Vorrei sapere come si determinano i valori delle resistenze e delle reattanze chilometriche che i costruttori di cavi indicano nelle loro tabelle.

Risponde admin

I costruttori le misurano. Comunque la formula teorica di riferimento per la resistenza si ricava dalla la seconda legge di Ohm: resistenza chilometrica = 1000*(resistività del materiale in ohm*mm2/m)/(sezione effettiva (in mm2)). Occorre però considerare che in alternata c'è un incremento di resistenza, rispetto al valore teorico, dovuto alla non uniforme distribuzione della corrente nella sezione, effetto (noto come effetto pelle) sensibile alle sezioni elevate. Ad esempio per un conduttore di 35 mm2 l'incremento è dell'1,8%, mentre per una sezione di 300 mm2 è del 14%. Sempre in alternata occorre anche considerare un ulteriore incremento dovuto alle perdite addizionali indotte in eventuali guaine metalliche. Per le reattanze le formule teoriche di riferimento sono un po' più complicate ed occorre considerare la disposizione reciproca dei conduttori. Comunque per una linea monofase, la reattanza chilometrica a 50 Hz è data dalla espressione, valida sia per linea aerea che in cavo: x (ohm/km)=0,314*(0,05+0,46*log(2*D/d)) dove D è la distanza tra i conduttori e d il loro diametro.
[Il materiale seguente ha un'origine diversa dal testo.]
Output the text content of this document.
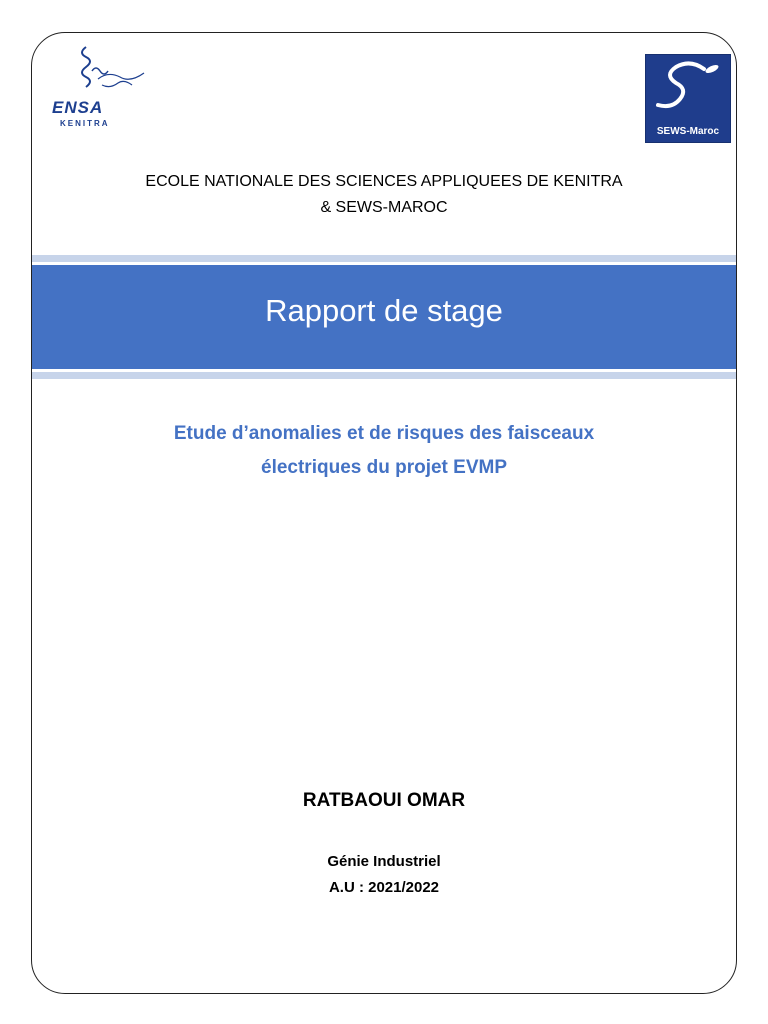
ENSA
KENITRA
SEWS-Maroc
ECOLE NATIONALE DES SCIENCES APPLIQUEES DE KENITRA
& SEWS-MAROC
Rapport de stage
Etude d’anomalies et de risques des faisceaux
électriques du projet EVMP
RATBAOUI OMAR
Génie Industriel
A.U : 2021/2022
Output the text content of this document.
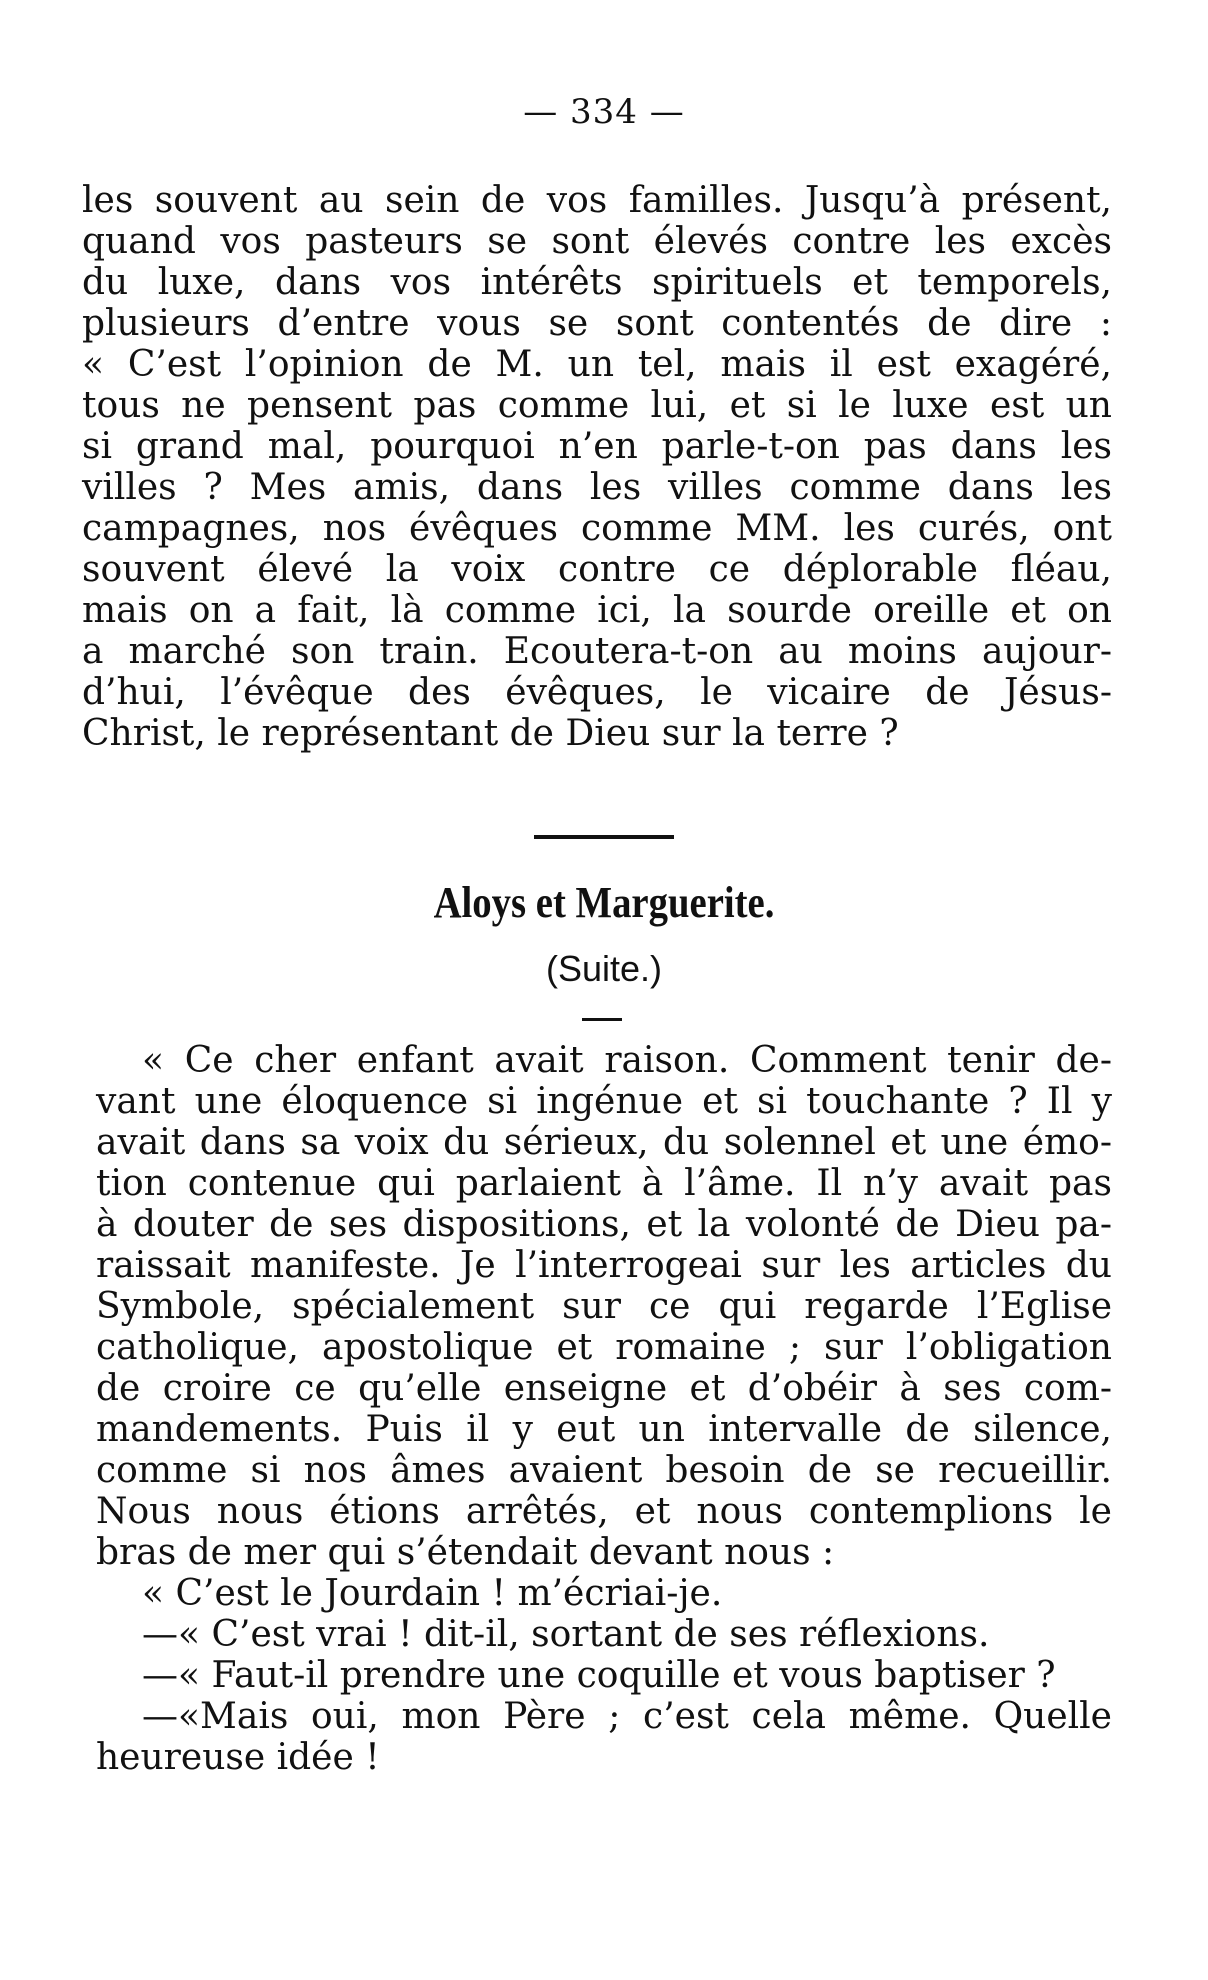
— 334 —
les souvent au sein de vos familles. Jusqu’à présent,
quand vos pasteurs se sont élevés contre les excès
du luxe, dans vos intérêts spirituels et temporels,
plusieurs d’entre vous se sont contentés de dire :
« C’est l’opinion de M. un tel, mais il est exagéré,
tous ne pensent pas comme lui, et si le luxe est un
si grand mal, pourquoi n’en parle-t-on pas dans les
villes ? Mes amis, dans les villes comme dans les
campagnes, nos évêques comme MM. les curés, ont
souvent élevé la voix contre ce déplorable fléau,
mais on a fait, là comme ici, la sourde oreille et on
a marché son train. Ecoutera-t-on au moins aujour-
d’hui, l’évêque des évêques, le vicaire de Jésus-
Christ, le représentant de Dieu sur la terre ?
Aloys et Marguerite.
(Suite.)
« Ce cher enfant avait raison. Comment tenir de-
vant une éloquence si ingénue et si touchante ? Il y
avait dans sa voix du sérieux, du solennel et une émo-
tion contenue qui parlaient à l’âme. Il n’y avait pas
à douter de ses dispositions, et la volonté de Dieu pa-
raissait manifeste. Je l’interrogeai sur les articles du
Symbole, spécialement sur ce qui regarde l’Eglise
catholique, apostolique et romaine ; sur l’obligation
de croire ce qu’elle enseigne et d’obéir à ses com-
mandements. Puis il y eut un intervalle de silence,
comme si nos âmes avaient besoin de se recueillir.
Nous nous étions arrêtés, et nous contemplions le
bras de mer qui s’étendait devant nous :
« C’est le Jourdain ! m’écriai-je.
—« C’est vrai ! dit-il, sortant de ses réflexions.
—« Faut-il prendre une coquille et vous baptiser ?
—«Mais oui, mon Père ; c’est cela même. Quelle
heureuse idée !
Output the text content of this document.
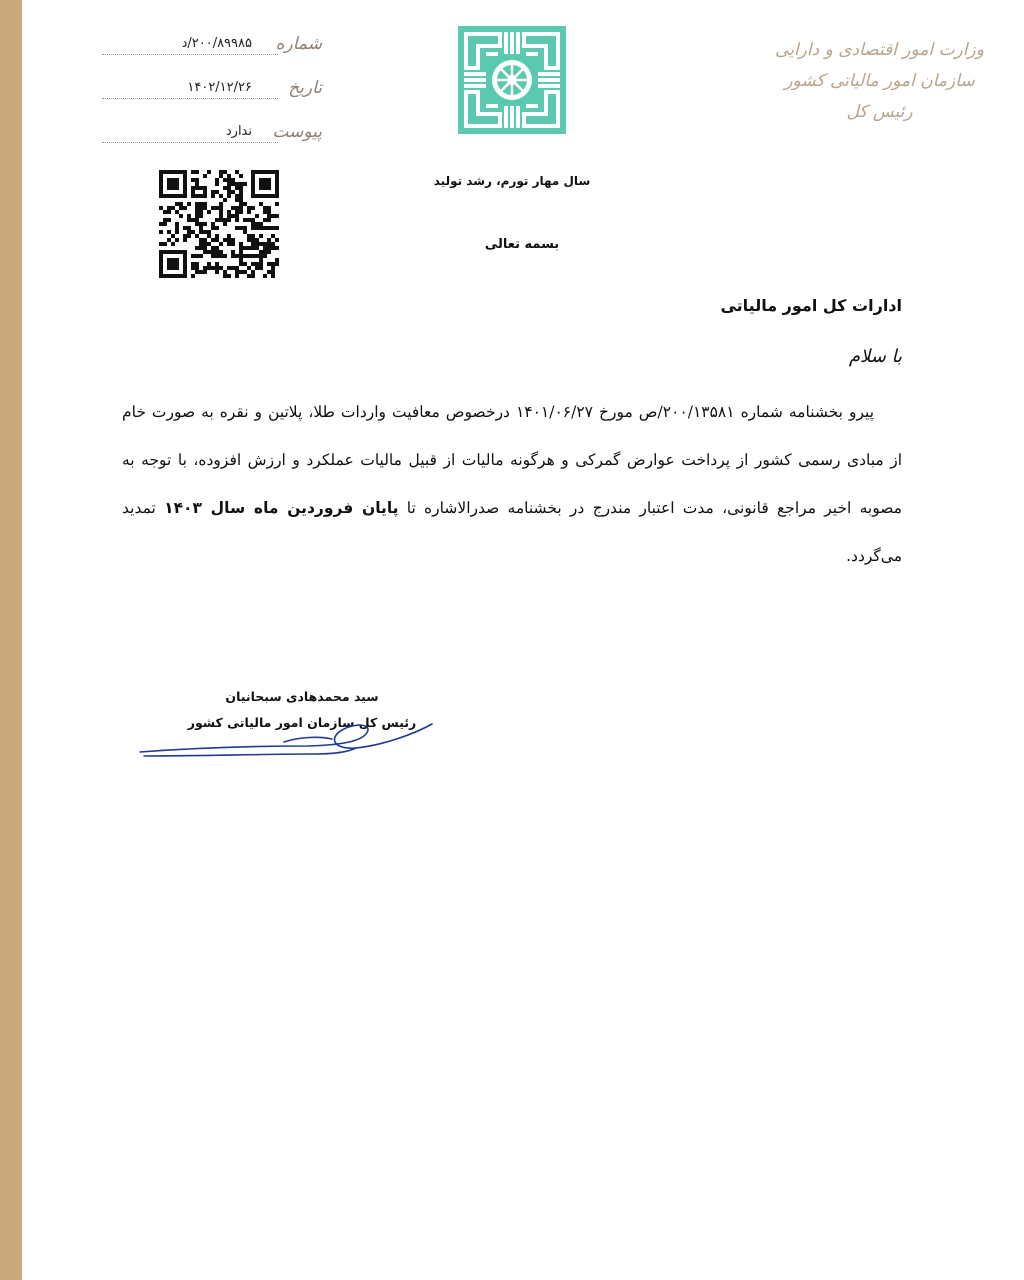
وزارت امور اقتصادی و دارایی
سازمان امور مالیاتی کشور
رئیس کل
شماره
۲۰۰/۸۹۹۸۵/د
تاریخ
۱۴۰۲/۱۲/۲۶
پیوست
ندارد
سال مهار تورم، رشد تولید
بسمه تعالی
ادارات کل امور مالیاتی
با سلام

پیرو بخشنامه شماره ۲۰۰/۱۳۵۸۱/ص مورخ ۱۴۰۱/۰۶/۲۷ درخصوص معافیت واردات طلا، پلاتین و نقره به صورت خام از مبادی رسمی کشور از پرداخت عوارض گمرکی و هرگونه مالیات از قبیل مالیات عملکرد و ارزش افزوده، با توجه به مصوبه اخیر مراجع قانونی، مدت اعتبار مندرج در بخشنامه صدرالاشاره تا پایان فروردین ماه سال ۱۴۰۳ تمدید می‌گردد.

سید محمدهادی سبحانیان
رئیس کل سازمان امور مالیاتی کشور
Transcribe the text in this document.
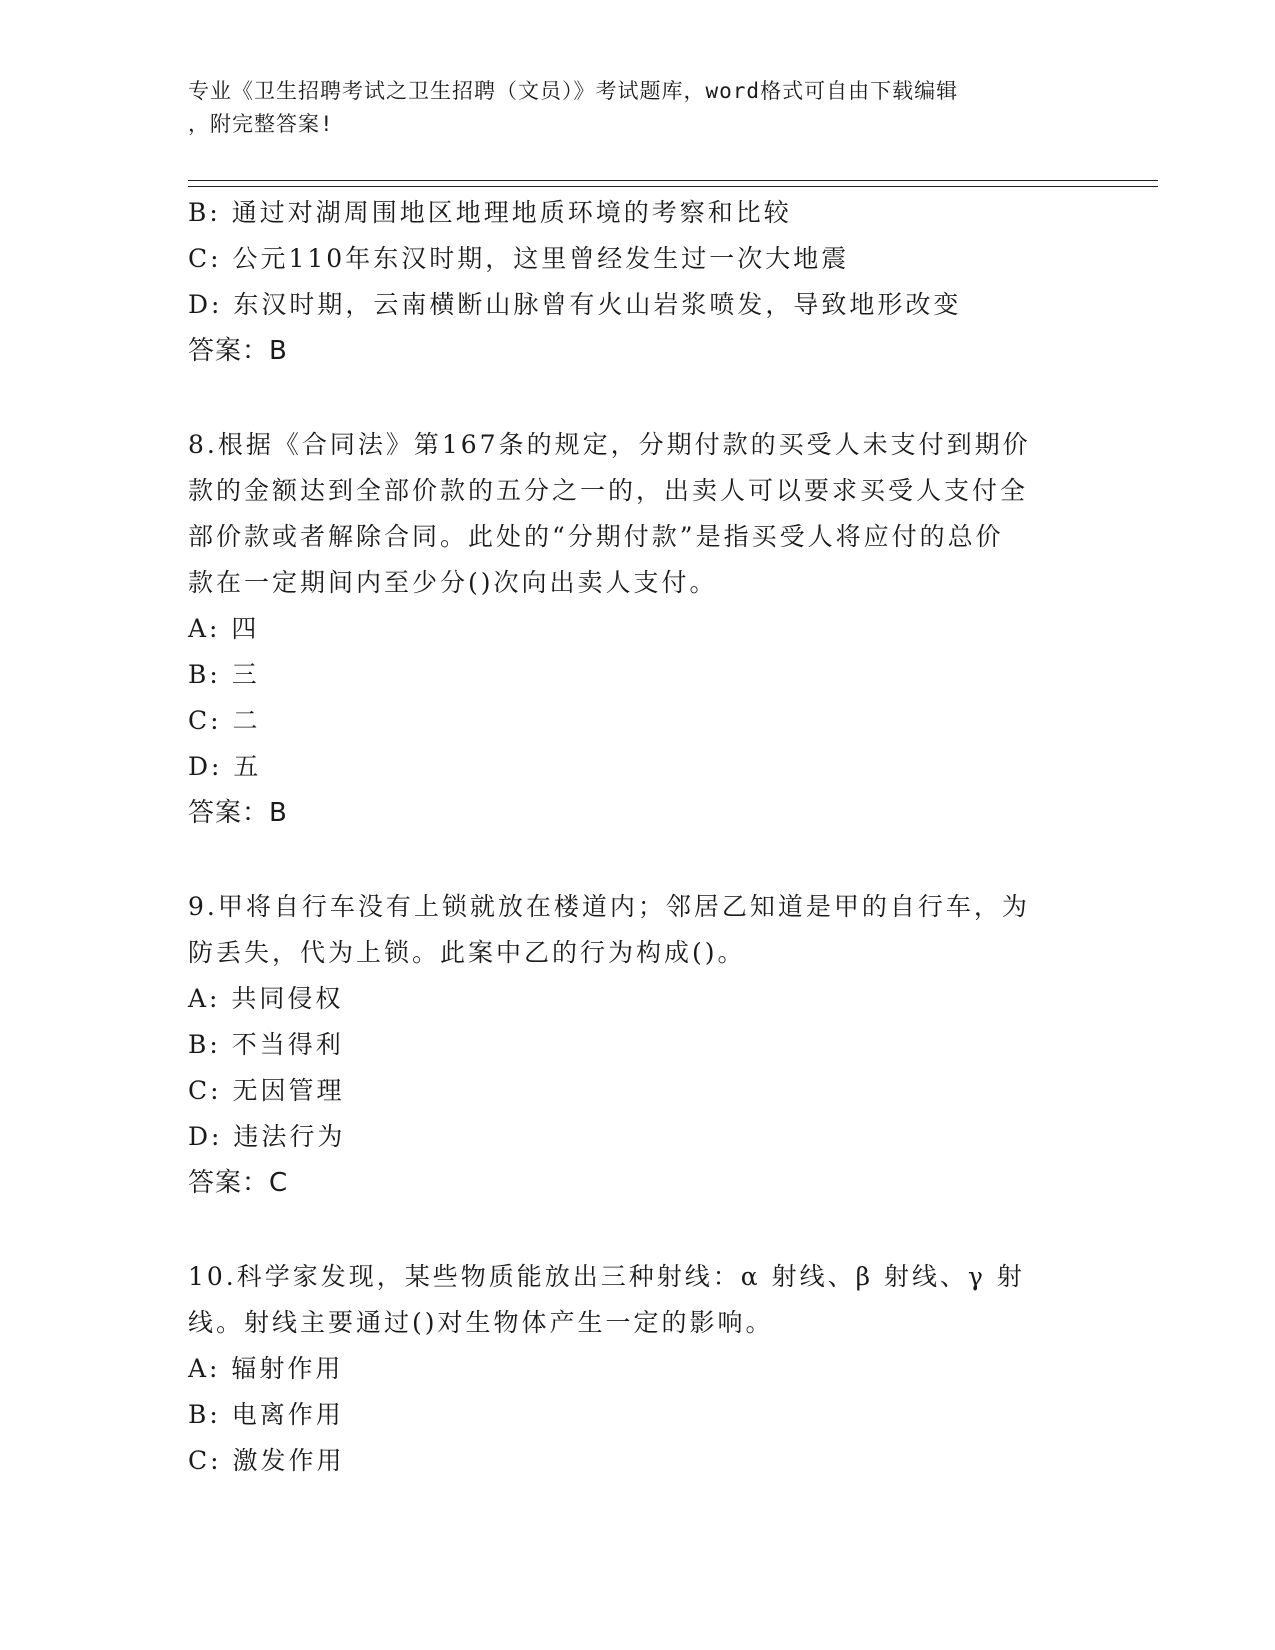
专业《卫生招聘考试之卫生招聘（文员）》考试题库，word格式可自由下载编辑
，附完整答案!
B: 通过对湖周围地区地理地质环境的考察和比较
C: 公元110年东汉时期，这里曾经发生过一次大地震
D: 东汉时期，云南横断山脉曾有火山岩浆喷发，导致地形改变
答案：B
8.根据《合同法》第167条的规定，分期付款的买受人未支付到期价
款的金额达到全部价款的五分之一的，出卖人可以要求买受人支付全
部价款或者解除合同。此处的“分期付款”是指买受人将应付的总价
款在一定期间内至少分()次向出卖人支付。
A: 四
B: 三
C: 二
D: 五
答案：B
9.甲将自行车没有上锁就放在楼道内；邻居乙知道是甲的自行车，为
防丢失，代为上锁。此案中乙的行为构成()。
A: 共同侵权
B: 不当得利
C: 无因管理
D: 违法行为
答案：C
10.科学家发现，某些物质能放出三种射线：α 射线、β 射线、γ 射
线。射线主要通过()对生物体产生一定的影响。
A: 辐射作用
B: 电离作用
C: 激发作用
Formule simili, addirittura la stessa se i conduttori sono disposti ai vertici di un triangolo equilatero (linea simmetrica), si hanno anche per le linee trifasi. Ciò che cambia se la linea non è simmetrica è il valore di D che diventa la radice cubica del prodotto delle reciproche distanze tra i conduttori. Mediamente la reattanza in cavo è circa un terzo di quella di una linea aerea. Quest'ultima a 50 Hz è compresa tra 0,20 e 0,45 ohm/km.